A la izquierda del manantial se
levantaba un promontorio plano de menos de tres metros de alto. Varias bocas
grandes y sobadas tenían la firma del tejón que, seguramente, dormitaría en lo
profundo de la tasuguera esperando las horas oscuras.
El agua hecha cieno y verdín
bajaría, en cuanto le diera por llover o nevar, hasta Los Ojos. Era allí donde
los esqueletos de unas cuantas vacas yacerían, no se sabe los metros, bajo el
espeso lodo. Quién no conocía a algún viejo que no perdiera alguna res golosa tragada
por la voracidad traidora y mansa de aquellos aguazales. Y El Pela miró con
prevención el paraje, porque uno no podía fiarse de un lugar donde la hierba se
tragaba a las vacas y no al revés. Dio un rodeo y sorteó Los Ojos mirando bien
donde pisaba, que la tierra que se hace a la carne puede volverse viciosa y
tomarle querencia, como le pasa al hombre.
2 comentarios:
balsamitas que palabra más linda.
Y que desasosiego causan esos Ojos! el paraje, el silencio, esa soledad.

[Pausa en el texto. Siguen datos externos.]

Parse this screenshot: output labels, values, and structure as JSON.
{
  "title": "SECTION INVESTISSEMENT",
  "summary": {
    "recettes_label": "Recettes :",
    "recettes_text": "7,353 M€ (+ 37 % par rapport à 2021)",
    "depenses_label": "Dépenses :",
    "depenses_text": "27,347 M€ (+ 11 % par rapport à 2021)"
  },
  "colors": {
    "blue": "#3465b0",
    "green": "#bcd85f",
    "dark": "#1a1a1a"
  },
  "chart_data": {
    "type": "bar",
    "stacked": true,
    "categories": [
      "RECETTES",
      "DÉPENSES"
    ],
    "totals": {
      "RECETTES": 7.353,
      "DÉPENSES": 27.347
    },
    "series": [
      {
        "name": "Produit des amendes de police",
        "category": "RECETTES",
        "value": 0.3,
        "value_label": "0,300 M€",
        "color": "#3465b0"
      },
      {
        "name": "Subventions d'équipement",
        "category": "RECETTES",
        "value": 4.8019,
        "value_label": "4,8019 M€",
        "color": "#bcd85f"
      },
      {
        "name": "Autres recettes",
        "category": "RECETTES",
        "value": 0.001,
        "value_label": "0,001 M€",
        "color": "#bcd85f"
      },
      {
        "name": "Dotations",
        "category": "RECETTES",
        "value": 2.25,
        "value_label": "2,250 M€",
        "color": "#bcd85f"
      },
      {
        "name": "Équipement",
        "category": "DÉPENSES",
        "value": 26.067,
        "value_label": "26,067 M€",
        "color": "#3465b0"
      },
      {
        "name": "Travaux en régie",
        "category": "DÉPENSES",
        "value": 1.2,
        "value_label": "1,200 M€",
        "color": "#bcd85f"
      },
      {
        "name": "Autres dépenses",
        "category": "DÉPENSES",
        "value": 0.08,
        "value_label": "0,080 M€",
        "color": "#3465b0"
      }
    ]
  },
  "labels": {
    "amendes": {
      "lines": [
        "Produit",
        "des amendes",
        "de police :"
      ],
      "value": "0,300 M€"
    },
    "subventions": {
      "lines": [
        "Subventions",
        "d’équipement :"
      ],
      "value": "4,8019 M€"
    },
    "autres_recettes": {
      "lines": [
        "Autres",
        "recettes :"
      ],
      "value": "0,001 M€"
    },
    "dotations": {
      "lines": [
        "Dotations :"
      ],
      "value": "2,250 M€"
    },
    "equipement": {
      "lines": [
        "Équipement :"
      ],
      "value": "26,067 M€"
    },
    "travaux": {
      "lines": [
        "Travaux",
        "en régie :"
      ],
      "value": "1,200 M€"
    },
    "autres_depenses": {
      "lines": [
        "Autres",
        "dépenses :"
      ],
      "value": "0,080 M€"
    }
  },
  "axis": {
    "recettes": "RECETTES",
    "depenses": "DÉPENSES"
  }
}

Siempre me admira el conocimiento que tienes de los nombres de todo lo que uno puede encontrarse en los campos castellanos! (menos mal que para mí existe google!)
Ojalá que supiera todos los nombres, Zeltia. Pero muchas veces recurro a los que viven en el campo y que, con los nombres que siempre utilizaron, me enseñan muchos nombres que yo desconocía.